Cost of Heatmap (Section II.C.1.c)
In addition, although I support the heatmap requirement, I remain concerned over its potential funding through transmission rates.[17] Order No. 2023-A sustains the determination that transmission providers must bear the costs associated with their heatmaps or recover them through transmission rates to the extent they are recoverable consistent with Commission accounting and ratemaking policy, finding that interconnection customers are not the sole or primary beneficiaries of the heatmap requirement.[18]
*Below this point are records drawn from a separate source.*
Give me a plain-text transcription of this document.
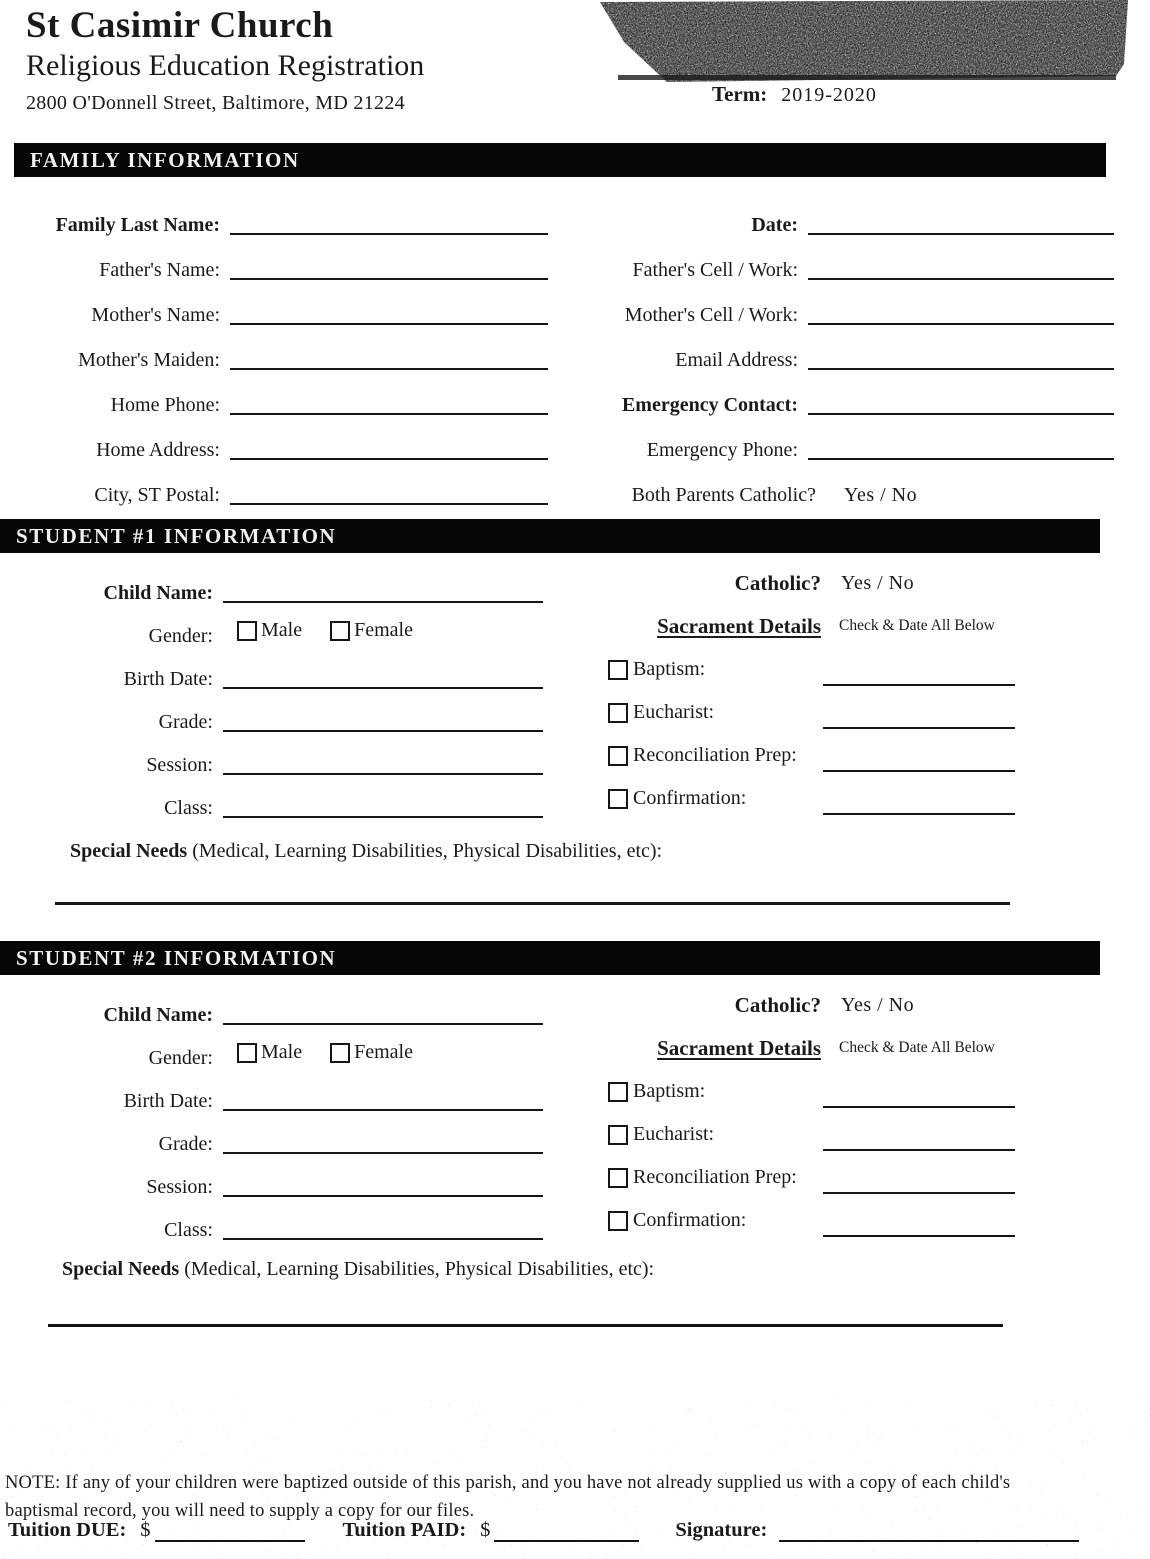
St Casimir Church
Religious Education Registration
2800 O'Donnell Street, Baltimore, MD 21224	Term: 2019-2020
FAMILY INFORMATION
Family Last Name:
Father's Name:
Mother's Name:
Mother's Maiden:
Home Phone:
Home Address:
City, ST Postal:
Date:
Father's Cell / Work:
Mother's Cell / Work:
Email Address:
Emergency Contact:
Emergency Phone:
Both Parents Catholic?	Yes / No
STUDENT #1 INFORMATION
Child Name:
Gender:	Male	Female
Birth Date:
Grade:
Session:
Class:
Catholic?	Yes / No
Sacrament Details Check & Date All Below
Baptism:
Eucharist:
Reconciliation Prep:
Confirmation:
Special Needs (Medical, Learning Disabilities, Physical Disabilities, etc):
STUDENT #2 INFORMATION
Child Name:
Gender:	Male	Female
Birth Date:
Grade:
Session:
Class:
Catholic?	Yes / No
Sacrament Details Check & Date All Below
Baptism:
Eucharist:
Reconciliation Prep:
Confirmation:
Special Needs (Medical, Learning Disabilities, Physical Disabilities, etc):
NOTE: If any of your children were baptized outside of this parish, and you have not already supplied us with a copy of each child's baptismal record, you will need to supply a copy for our files.
Tuition DUE: $	Tuition PAID: $	Signature:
I agree with this rationale only with respect to those regions in which transmission providers which do not use participant funding—i.e., in those regions where the transmission provider’s load ultimately reimburses (or more accurately, subsidizes) interconnection customers for their interconnection costs. As heatmaps serve to identify viable points of interconnection and improve queue efficiency, they help to reduce interconnection costs. Thus, ceteris paribus, heatmaps will indirectly reduce the magnitude of the reimbursements of interconnection costs paid by load to interconnection customers.
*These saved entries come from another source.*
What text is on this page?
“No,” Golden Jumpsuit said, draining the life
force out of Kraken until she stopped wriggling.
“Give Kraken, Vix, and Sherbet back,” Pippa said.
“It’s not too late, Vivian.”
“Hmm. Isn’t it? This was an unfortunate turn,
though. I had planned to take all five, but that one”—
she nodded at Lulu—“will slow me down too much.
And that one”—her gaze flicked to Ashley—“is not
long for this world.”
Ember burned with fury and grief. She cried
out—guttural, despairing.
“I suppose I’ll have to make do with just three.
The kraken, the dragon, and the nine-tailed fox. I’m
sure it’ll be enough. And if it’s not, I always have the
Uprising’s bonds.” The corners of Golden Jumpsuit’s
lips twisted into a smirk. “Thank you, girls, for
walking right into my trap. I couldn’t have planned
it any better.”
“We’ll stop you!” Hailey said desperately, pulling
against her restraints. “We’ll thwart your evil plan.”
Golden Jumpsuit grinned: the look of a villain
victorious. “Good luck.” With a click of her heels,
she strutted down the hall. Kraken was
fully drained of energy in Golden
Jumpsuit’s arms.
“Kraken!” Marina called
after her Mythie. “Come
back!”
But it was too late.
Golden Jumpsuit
On the other hand, in regions in which the transmission provider uses participant funding—such as in PJM and MISO—I fail to see how interconnection customers are not the sole or primary beneficiaries of the heatmap requirement. In those regions, as interconnection customers are ultimately responsible for interconnection costs—with the exception of MISO’s (questionable, in my opinion) assignment to load of 10% of the cost of network upgrades 345 kV and above—the savings that heatmaps provide would inure to generation developers. I question, therefore, whether the recovery of the cost of heatmaps from load in those regions would be just and reasonable. As I stated in my Order No. 2023 Concurrence:
Commission policy may dictate that interconnection queue efficiency benefits transmission customers; however, that should not result in the costs of a requirement that best benefits interconnection customers, and really prospective interconnection customers that may ultimately not seek to interconnect, being recovered from consumers through transmission rates carte blanche.[19]
For these reasons, I concur.
[1] Improvements to Generator Interconnection Procedures and Agreements, Order No. 2023-A, 186 FERC ¶ 61,199 (2024).
[2] Improvements to Generator Interconnection Procedures and Agreements, Order No. 2023, 88 FR 61014 (Sept. 6, 2023), 184 FERC ¶ 61,054 (2023) (Christie, Comm’r, concurring at P 1) (Order No. 2023 Concurrence), https://www.ferc.gov/news-events/news/e-1-commissioner-christie-concurrence-order-no-2023-interconnection-final-rule.
[3] Id. P 2.
[4] Id. P 5 (footnote omitted).
[5] Id. PP 6-7.
[6] Id. P 8.
[7] Id. P 9.
[8] Id. P 10.
[9] Id. P 11.
[10] Order No. 2023-A, 186 FERC ¶ 61,199 at P 618 (citations omitted).
[11] Id. P 619 (citation omitted); see also id. PP 626-627.
[12] Order No. 2023 Concurrence at P 12 (emphasis added).
[13] Id. P 17.
[14] Id. P 18.
[15] Id. P 20.
[16] Order No. 2023-A, 186 FERC ¶ 61,199 at P 465 (citation omitted).
[17] Order No. 2023 Concurrence at PP 21-22.
[18] Order No. 2023-A, 186 FERC ¶ 61,199 at P 106.
[19] Order No. 2023 Concurrence at P 22 (emphasis in original).